A Dated Dress Code

By Jaren Gisner

Spaghetti straps, crop tops, torn shirts, and wearing your pants below your butt. Controversial, constantly argued, and always causing drama at schools, what is this? The dress code. Whether you dress in short shorts, jeans, crop tops, or tall tees, wear a winter coat all year long, or just wrap yourself in a blanket and walk out your door to go to school, there is, and always will be a fool proof way that you can break the dress code. Aside from the obvious fact that the dress code is there to prevent “inappropriate dress”, you may ask what, and who exactly defines what is okay for us to wear in school. Our administration defines the way we should dress at school. A topic highly disputed considering that this high school is here for the students education, but the rules for what distracts students is set by the administration. Yes, the administration has been here for years, and seen many, many people pass through this school, but standards change, fashion changes, and what kids are wearing changes almost every single year. It is hard to keep a dress code up to date for students when the students are constantly changing what they wear. Distraction from class is something that happens no matter what, our 15-18 year old heads get distracted, it is just a fact of life. You can boil it down to a lot of things that can distract us. But, stated well by Jason Coffee, a senior, “A girl’s way of dressing has never effected my learning.”

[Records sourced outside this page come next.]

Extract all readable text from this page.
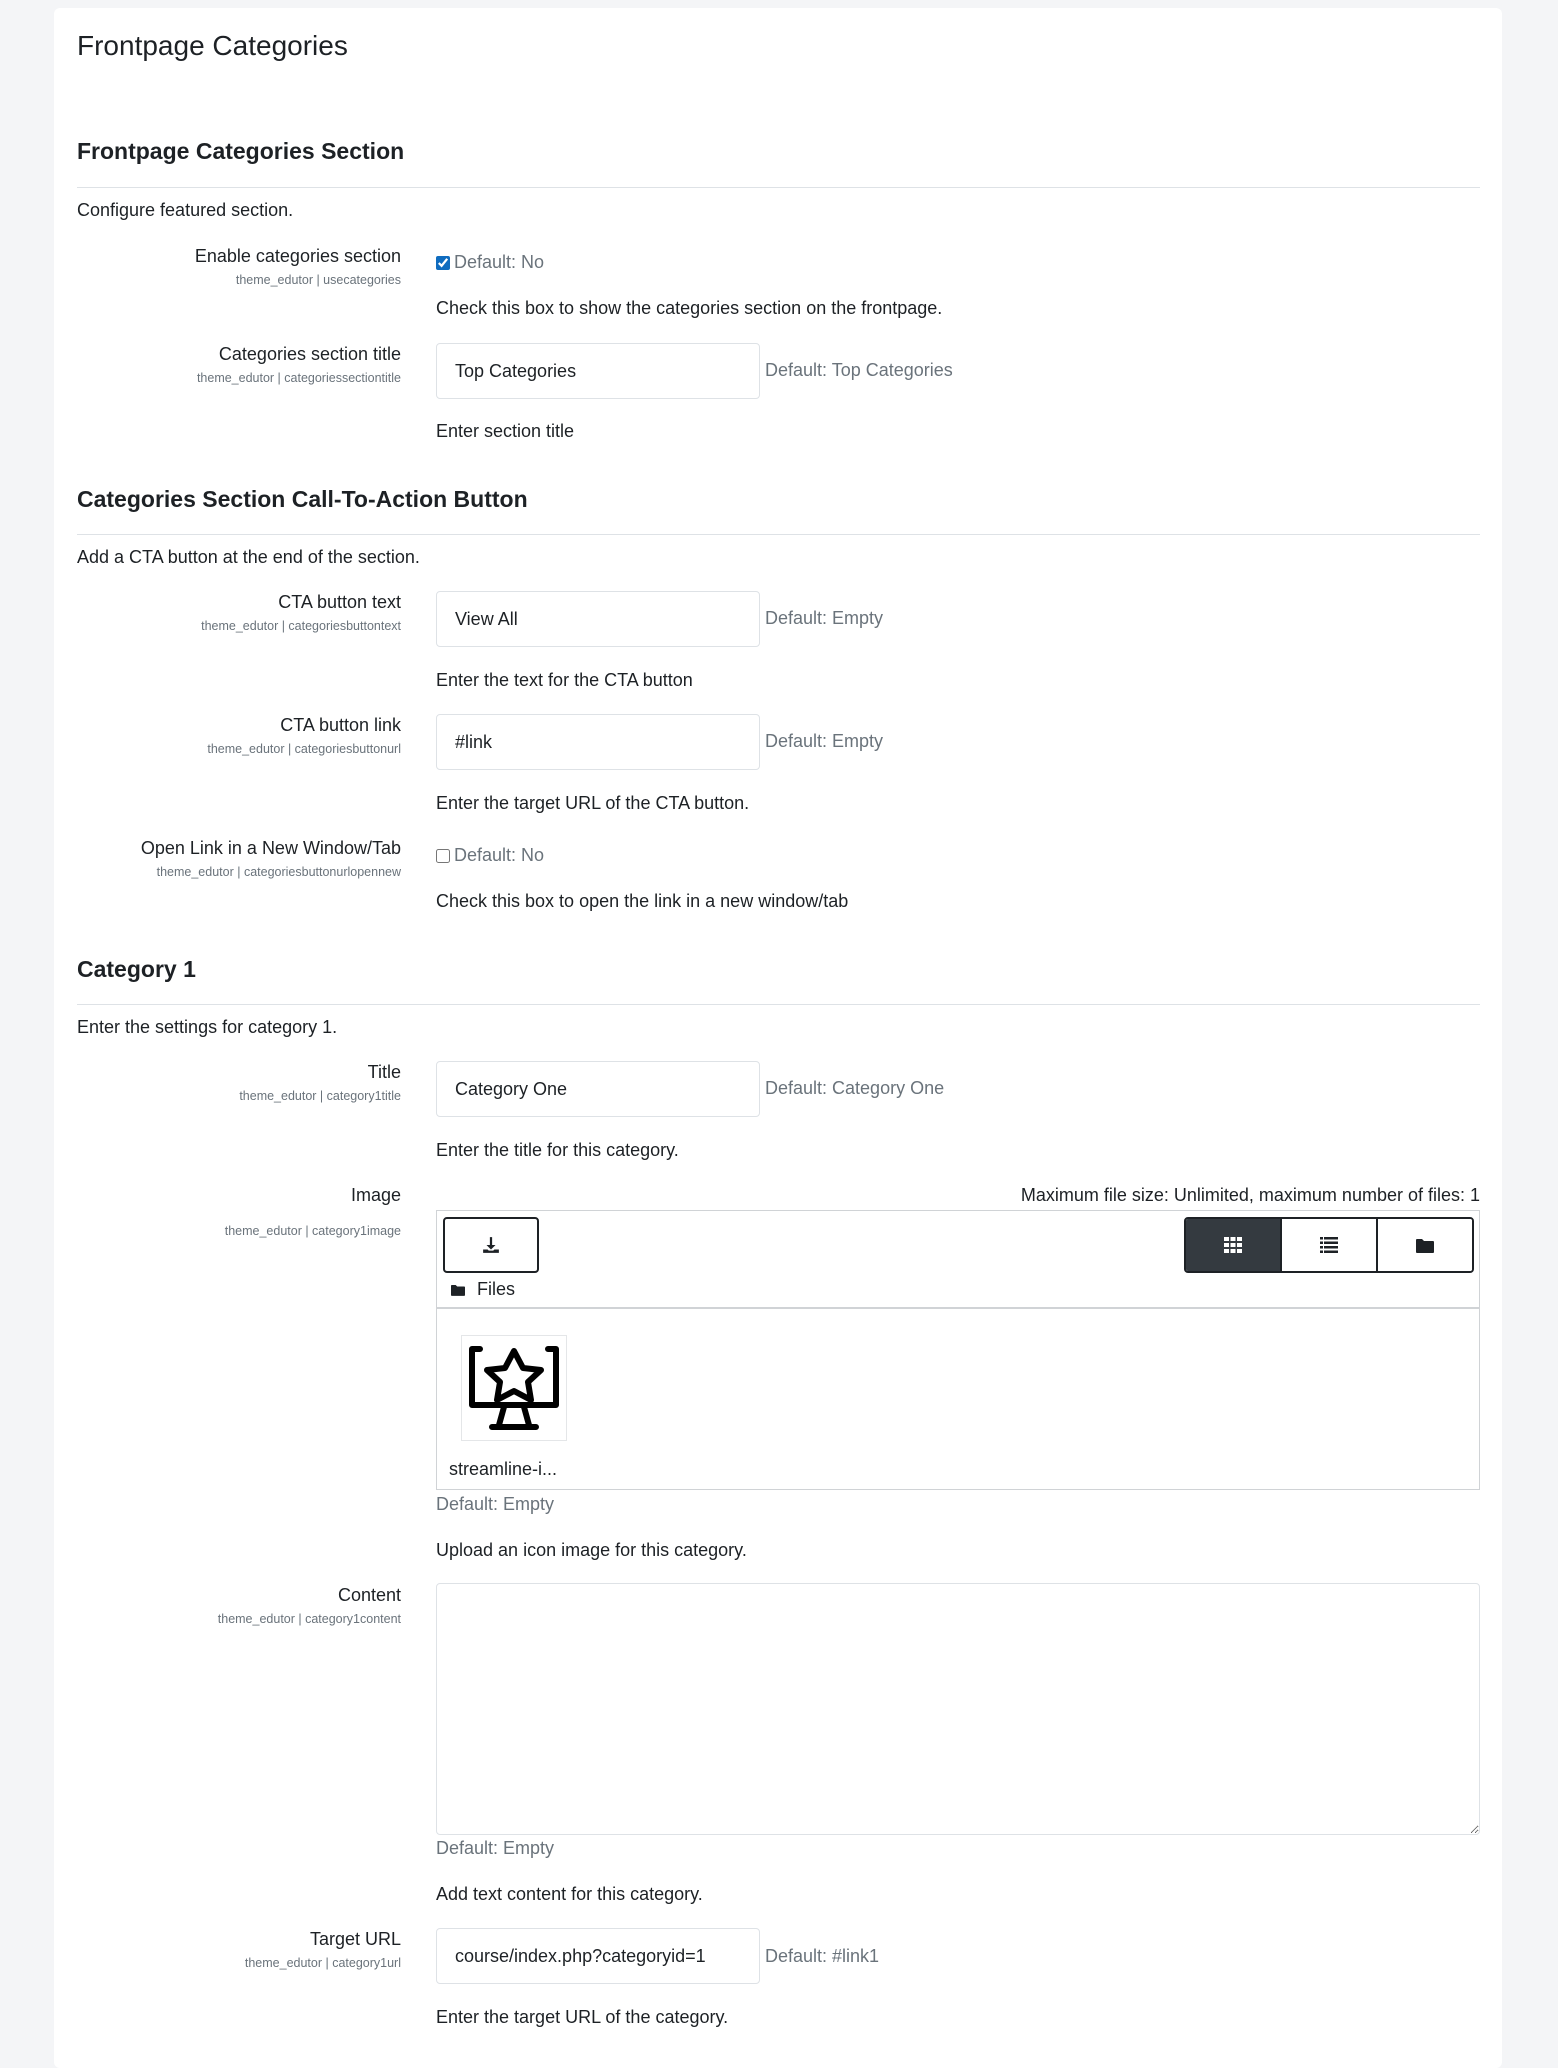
Frontpage Categories
Frontpage Categories Section
Configure featured section.
Enable categories section
theme_edutor | usecategories
Default: No
Check this box to show the categories section on the frontpage.
Categories section title
theme_edutor | categoriessectiontitle
Top Categories	Default: Top Categories
Enter section title
Categories Section Call-To-Action Button
Add a CTA button at the end of the section.
CTA button text
theme_edutor | categoriesbuttontext
View All	Default: Empty
Enter the text for the CTA button
CTA button link
theme_edutor | categoriesbuttonurl
#link	Default: Empty
Enter the target URL of the CTA button.
Open Link in a New Window/Tab
theme_edutor | categoriesbuttonurlopennew
Default: No
Check this box to open the link in a new window/tab
Category 1
Enter the settings for category 1.
Title
theme_edutor | category1title
Category One	Default: Category One
Enter the title for this category.
Image
theme_edutor | category1image
Maximum file size: Unlimited, maximum number of files: 1
Files
streamline-i...
Default: Empty
Upload an icon image for this category.
Content
theme_edutor | category1content
Default: Empty
Add text content for this category.
Target URL
theme_edutor | category1url
course/index.php?categoryid=1	Default: #link1
Enter the target URL of the category.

So, obviously we know that the dress code is ultimately a debate, students versus the teachers and administration. “We should be able to wear what we want” says senior Alejandra Herrera. But, we are controlled in what we wear, on the grounds that it distracts us from our learning. So is this restricting set of rules for us to follow about our clothes necessary? “It is necessary to some extent,” said senior Brenna Graves, “I agree that it shouldn’t have profanity, it shouldn’t promote sex drugs or violence, but the dress code caters more to guys, and girls get the bad end.” “They say it distracts us from our learning but I was asked to go home because I didn’t have a jacket, and was pulled out of class for 40 minutes for having spaghetti straps, that is distracting from our learning.”

On the other side of the octagon is the administration, with opinions of their own, and rules built around those opinions on creating a learning environment. “We want to create a learning environment where students won’t be distracted,” said Mr. McKlaskey. Fruita Monument is a great school. We have high percentages of graduation, have some of the best test scores in the valley, have sports teams that compete with much larger schools, and we have bright and successful students. Surely, some may argue that comes from the rules of the school, but ultimately it comes from the character of the students here. “90% of students dress fine” Mr. McKlaskey stated, “We want students to have their personal freedoms.”

At the end of the day the rules are the rules, although rules can always be changed. The future of the dress code is still yet to be seen because it is constantly being debated and argued about. We can influence change as students, so as the years go by I’m confident many changes will happen to the dress code. For those unhappy about it, try to change it, for those who like it, try to keep it, all that we can know for sure is that it will surely change as the battle between student and administrator rages on.